我有一个类似的DataFrame:
+------------+---------------+-------------+---------------------+-------------------+
| SK_ID_CURR | CREDIT_ACTIVE | DAYS_CREDIT | DAYS_CREDIT_ENDDATE | DAYS_ENDDATE_FACT |
+------------+---------------+-------------+---------------------+-------------------+
| 436084 | Sold | -2835 | -2094.0 | -2436.0 |
| 436084 | Active | -987 | -438.0 | NaN |
| 436084 | Sold | -1875 | -1494.0 | -1494.0 |
| 436084 | Active | -1135 | -951.0 | NaN |
| 436084 | Bad debt | -986 | NaN | NaN |
| 436084 | Active | -968 | -845.0 | NaN |
| 436084 | Active | -987 | -803.0 | NaN |
+------------+---------------+-------------+---------------------+-------------------+
我喜欢使用以下规则创建新列CREDIT_LENGTH_IN_DAYS:
def func(x):
if x[x['CREDIT_ACTIVE'] == 'Active']:
return x['DAYS_CREDIT_ENDDATE'] - x['DAYS_CREDIT']

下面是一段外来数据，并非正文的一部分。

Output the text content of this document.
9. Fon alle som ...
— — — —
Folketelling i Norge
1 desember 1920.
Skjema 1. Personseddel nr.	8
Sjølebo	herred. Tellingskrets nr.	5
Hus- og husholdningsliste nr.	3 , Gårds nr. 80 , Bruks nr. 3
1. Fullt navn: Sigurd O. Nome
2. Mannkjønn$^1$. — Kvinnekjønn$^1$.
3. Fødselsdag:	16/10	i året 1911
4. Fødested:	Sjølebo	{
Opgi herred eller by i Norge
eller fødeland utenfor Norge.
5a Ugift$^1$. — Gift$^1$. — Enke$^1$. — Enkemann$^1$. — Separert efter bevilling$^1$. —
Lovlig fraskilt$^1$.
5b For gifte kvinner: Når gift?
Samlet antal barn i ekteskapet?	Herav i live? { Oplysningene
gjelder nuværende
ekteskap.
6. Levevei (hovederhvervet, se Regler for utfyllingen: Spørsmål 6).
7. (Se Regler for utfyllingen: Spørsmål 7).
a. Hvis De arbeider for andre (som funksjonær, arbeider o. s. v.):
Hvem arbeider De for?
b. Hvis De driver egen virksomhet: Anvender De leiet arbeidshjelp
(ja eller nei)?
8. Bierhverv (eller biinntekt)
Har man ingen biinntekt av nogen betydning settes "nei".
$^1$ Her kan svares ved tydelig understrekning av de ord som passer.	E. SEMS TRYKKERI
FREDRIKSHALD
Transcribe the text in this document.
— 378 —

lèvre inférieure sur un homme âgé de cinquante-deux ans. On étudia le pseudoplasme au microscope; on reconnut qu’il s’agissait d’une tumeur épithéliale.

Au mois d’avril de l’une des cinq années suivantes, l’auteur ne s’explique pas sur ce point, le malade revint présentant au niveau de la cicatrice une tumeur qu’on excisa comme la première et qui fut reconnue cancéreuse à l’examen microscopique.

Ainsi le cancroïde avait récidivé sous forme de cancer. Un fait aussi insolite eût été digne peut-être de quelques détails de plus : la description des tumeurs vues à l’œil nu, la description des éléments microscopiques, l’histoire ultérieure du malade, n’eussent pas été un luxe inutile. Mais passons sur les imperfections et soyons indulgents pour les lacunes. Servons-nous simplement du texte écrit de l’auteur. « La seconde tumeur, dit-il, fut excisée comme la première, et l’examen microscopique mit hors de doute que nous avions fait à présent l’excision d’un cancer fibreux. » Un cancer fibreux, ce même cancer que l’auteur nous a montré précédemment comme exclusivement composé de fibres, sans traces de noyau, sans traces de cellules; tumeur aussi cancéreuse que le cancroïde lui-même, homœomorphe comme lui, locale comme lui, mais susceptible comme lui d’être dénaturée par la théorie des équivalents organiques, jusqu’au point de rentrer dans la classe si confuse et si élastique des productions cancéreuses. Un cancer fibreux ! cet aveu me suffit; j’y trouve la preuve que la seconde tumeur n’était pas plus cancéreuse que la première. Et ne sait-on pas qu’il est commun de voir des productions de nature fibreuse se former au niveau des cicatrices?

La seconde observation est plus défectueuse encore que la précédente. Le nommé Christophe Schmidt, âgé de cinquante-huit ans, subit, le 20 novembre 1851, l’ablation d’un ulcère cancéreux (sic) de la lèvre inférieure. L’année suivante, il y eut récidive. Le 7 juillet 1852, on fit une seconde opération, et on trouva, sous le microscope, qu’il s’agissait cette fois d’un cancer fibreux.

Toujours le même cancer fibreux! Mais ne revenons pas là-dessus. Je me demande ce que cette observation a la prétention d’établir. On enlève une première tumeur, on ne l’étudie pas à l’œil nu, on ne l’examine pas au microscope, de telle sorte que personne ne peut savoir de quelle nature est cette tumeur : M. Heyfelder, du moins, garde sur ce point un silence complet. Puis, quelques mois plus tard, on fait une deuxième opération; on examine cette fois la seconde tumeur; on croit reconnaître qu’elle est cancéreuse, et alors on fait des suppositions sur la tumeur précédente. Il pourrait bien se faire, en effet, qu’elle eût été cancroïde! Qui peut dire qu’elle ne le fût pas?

elif x[x['CREDIT_ACTIVE'] == 'Closed'] | x[x['CREDIT_ACTIVE'] == 'Sold'] :
return x['DAYS_ENDDATE_FACT'] - x['DAYS_CREDIT']
elif x[x['CREDIT_ACTIVE'] == 'Bad debt']:
return x['DAYS_CREDIT']
然后我用:
df_bureau['CREDIT_LENGTH_IN_DAYS'] = df_bureau.apply(func, axis=1)
无论如何,x[x['CREDIT_ACTIVE']=='Bad debt'都是有趣的值,而不是x['DAYS_CREDIT']中每一行的实际值。
答案 0 :(得分:2)
使用numpy.select:
m1 = df_bureau['CREDIT_ACTIVE'] == 'Active'
m2 = df_bureau['CREDIT_ACTIVE'].isin(['Closed','Sold'])
m3 = df_bureau['CREDIT_ACTIVE'] == 'Bad debt'
v1 = df_bureau['DAYS_CREDIT_ENDDATE'] - df_bureau['DAYS_CREDIT']
v2 = df_bureau['DAYS_ENDDATE_FACT'] - df_bureau['DAYS_CREDIT']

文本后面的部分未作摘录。